Actionable Insights for Readers and Writers
If you’re looking to truly engage with The Return by Hisham Matar, don't just read it for the plot. There isn't a traditional "ending" where everything is okay. Instead, focus on these elements:
- Study the Narrative Structure: Notice how Matar jumps between 1979, 1990, 1996, and 2012. He isn't being confusing; he’s showing how trauma makes time circular.
- Look for the Silence: Pay attention to what isn't said. The gaps in the letters smuggled out of prison are as important as the words themselves.
- Understand the Context: Before reading, quickly look up the 1969 coup that brought Gaddafi to power. Knowing the history of the "Ajdabiya Group" makes Hisham's family's role much clearer.
- Contrast with his Fiction: If you’ve read In the Country of Men or Anatomy of a Disappearance, you’ll see the same themes.
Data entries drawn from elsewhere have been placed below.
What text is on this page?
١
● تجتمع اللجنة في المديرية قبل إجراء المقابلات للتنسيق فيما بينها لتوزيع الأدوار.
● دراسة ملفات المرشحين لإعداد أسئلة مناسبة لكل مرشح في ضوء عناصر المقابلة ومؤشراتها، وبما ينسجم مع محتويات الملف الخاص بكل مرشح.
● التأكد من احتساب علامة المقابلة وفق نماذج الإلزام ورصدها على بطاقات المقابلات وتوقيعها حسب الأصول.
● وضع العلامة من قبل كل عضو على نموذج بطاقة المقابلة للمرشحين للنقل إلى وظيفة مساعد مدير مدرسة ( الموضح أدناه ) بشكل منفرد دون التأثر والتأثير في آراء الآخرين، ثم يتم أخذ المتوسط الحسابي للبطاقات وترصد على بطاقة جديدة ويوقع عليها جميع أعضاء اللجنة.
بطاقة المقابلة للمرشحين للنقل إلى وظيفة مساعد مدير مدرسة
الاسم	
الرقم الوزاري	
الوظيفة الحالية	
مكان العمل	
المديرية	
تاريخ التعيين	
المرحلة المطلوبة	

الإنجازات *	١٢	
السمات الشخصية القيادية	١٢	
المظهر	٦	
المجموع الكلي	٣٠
But in The Return, the mask of fiction is gone. It’s raw.
To get the most out of this work, treat it as a meditation on the persistence of hope. Hisham calls hope "cunning and persistent." It’s not always a good thing. Sometimes, hope is what keeps the wound open. But in the end, writing the book is his way of finally building the funeral his father never had. He’s reclaiming the narrative from the state. He’s giving his father a place to rest, even if it’s only on the page.